Agreement on Jerusalem was meant to be the culmination of the Israeli-Palestinian peace process. Instead, failure to agree on it at Camp David in the summer of 2000 started the descent into a new round of sub-war, sporadically interrupted by efforts to renew negotiations. The “al-Aqsa intifada,” sparked off by Ariel Sharon’s visit to the Temple Mount on 28th September 2000, is rumbling on inexorably as both sides pursue unrealisable goals by means of unrealistic strategies. The Palestinians apparently thought that, by initiating a return to violence, they could deepen divisions within Israel and between Israel and the US, with a view to securing a mass return of refugees to Israel and a Palestinian state that would include “Arab Jerusalem.” But Israeli opinion is less divided than for many years, and the prospect of concessions beyond the sweeping ones that were on offer from Ehud Barak last year seems ever more remote. Meanwhile, the Sharon government is thrashing around, rhetorically and militarily, in the vain hope that it can eliminate suicide bombers and repress the Palestinians of Gaza and the West Bank into the helot status that they occupied between 1967 and 1987, before the first intifada.
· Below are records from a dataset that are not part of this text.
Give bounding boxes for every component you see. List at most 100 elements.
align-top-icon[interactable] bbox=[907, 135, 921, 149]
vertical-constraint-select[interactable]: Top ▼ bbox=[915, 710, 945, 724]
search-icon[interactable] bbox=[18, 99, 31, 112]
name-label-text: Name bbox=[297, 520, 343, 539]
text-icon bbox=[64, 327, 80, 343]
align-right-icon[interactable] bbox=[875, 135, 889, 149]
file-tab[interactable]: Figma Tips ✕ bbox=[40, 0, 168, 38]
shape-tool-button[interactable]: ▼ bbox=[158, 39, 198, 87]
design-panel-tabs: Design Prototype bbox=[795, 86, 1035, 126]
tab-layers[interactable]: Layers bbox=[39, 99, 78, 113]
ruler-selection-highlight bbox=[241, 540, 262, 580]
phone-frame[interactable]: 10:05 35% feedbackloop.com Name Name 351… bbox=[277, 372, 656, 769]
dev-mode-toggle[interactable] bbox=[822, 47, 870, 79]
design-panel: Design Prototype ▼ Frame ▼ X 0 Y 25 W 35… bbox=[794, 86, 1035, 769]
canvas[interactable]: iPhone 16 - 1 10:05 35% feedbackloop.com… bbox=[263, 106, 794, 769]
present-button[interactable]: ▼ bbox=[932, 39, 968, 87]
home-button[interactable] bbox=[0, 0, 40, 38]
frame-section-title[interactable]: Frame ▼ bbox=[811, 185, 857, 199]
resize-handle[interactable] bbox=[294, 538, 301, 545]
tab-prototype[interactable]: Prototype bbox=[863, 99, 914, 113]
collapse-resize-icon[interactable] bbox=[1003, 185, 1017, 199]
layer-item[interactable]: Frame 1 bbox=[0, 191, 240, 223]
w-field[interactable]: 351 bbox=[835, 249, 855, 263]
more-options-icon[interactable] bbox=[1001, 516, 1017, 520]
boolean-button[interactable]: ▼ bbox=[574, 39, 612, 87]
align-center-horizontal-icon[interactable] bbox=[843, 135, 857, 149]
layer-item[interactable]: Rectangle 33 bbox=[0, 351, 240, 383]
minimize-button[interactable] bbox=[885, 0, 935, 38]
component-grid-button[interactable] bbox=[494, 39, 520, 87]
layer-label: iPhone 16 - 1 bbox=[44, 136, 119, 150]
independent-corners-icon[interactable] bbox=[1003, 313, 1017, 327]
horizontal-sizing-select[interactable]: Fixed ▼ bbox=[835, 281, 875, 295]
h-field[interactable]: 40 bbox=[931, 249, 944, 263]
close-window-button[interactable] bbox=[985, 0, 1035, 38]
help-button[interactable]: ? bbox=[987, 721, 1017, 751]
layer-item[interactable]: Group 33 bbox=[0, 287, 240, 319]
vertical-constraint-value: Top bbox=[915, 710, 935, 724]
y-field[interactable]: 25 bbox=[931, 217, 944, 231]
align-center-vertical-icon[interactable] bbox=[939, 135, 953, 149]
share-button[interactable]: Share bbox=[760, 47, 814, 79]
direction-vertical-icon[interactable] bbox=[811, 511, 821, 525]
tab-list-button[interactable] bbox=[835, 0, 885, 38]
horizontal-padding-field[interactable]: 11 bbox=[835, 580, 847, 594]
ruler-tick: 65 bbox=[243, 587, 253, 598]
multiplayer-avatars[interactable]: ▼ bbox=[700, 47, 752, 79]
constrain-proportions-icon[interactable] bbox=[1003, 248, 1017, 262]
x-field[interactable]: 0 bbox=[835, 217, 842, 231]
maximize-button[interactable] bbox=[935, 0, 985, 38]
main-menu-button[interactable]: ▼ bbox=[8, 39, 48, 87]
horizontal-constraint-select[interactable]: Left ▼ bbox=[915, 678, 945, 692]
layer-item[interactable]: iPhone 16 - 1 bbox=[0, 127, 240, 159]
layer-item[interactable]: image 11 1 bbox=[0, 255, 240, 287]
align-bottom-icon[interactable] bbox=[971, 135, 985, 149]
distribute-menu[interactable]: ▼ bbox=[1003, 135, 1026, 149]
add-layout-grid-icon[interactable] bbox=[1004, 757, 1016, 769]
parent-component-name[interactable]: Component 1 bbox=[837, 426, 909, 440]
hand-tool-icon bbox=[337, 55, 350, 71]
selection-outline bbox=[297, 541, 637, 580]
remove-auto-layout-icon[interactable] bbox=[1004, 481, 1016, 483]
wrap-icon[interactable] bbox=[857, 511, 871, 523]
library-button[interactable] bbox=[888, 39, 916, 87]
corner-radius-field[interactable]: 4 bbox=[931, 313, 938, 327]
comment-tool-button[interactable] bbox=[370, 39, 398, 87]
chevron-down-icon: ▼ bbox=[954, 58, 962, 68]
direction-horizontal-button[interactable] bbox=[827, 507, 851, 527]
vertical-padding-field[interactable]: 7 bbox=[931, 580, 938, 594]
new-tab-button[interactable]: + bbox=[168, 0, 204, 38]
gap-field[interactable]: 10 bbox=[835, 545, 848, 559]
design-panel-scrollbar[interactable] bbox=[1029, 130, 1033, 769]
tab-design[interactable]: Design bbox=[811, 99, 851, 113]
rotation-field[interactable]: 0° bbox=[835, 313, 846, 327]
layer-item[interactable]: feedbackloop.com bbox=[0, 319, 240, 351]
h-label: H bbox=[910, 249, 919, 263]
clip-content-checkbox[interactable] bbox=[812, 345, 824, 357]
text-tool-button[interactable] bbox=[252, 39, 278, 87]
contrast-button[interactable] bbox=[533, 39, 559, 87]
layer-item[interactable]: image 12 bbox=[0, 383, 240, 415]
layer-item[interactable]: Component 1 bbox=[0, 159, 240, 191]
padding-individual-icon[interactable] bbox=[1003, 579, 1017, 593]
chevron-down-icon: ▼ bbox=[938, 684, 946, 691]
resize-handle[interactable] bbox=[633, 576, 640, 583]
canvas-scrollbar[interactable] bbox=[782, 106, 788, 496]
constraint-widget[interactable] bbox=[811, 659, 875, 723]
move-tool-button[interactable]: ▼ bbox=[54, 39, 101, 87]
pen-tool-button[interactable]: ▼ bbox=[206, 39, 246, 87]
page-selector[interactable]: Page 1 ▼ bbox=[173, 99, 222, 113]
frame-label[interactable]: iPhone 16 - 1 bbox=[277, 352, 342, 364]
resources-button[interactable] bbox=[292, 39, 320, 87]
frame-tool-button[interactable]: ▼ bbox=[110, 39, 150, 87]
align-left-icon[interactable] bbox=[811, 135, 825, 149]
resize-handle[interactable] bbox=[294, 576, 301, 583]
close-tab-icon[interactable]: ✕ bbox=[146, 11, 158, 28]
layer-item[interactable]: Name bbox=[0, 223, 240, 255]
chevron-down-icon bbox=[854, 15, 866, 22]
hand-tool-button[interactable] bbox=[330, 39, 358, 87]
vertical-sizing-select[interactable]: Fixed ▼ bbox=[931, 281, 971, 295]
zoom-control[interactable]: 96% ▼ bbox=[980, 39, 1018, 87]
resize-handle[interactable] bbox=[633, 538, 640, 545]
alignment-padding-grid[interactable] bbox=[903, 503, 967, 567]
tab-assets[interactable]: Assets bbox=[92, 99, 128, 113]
That too is not working. Yet given the expectations that both leaderships have aroused by resorting to force, neither can call a halt with nothing to show for it. So, like blinded boxers, they jab at each other with no clear purpose or hope of victory.
Jerusalem remains the territorial and symbolic heart of the conflict and both sides have been trying to establish new footholds for the negotiations which will eventually be resumed. Among the more bizarre manoeuvres are the preparations by Israeli zealots for animal sacrifice in a rebuilt Temple. The Palestinian response has included reassertion of the dubious claim that the Western Wall is a Muslim holy place and the ancient Jewish shrine was not on what Jews today call the Temple Mount, but somewhere else altogether. These debates are not restricted to the fringe; they are close to the political mainstream.
Since his election in February 2001, Sharon has declared that he is committed “to protecting a united Jerusalem with the Temple Mount at its centre, under Israeli sovereignty for ever.” Such statements return Israel to the rigid posture maintained (except for Barak’s wobble) since the capture of east Jerusalem from Jordan in 1967.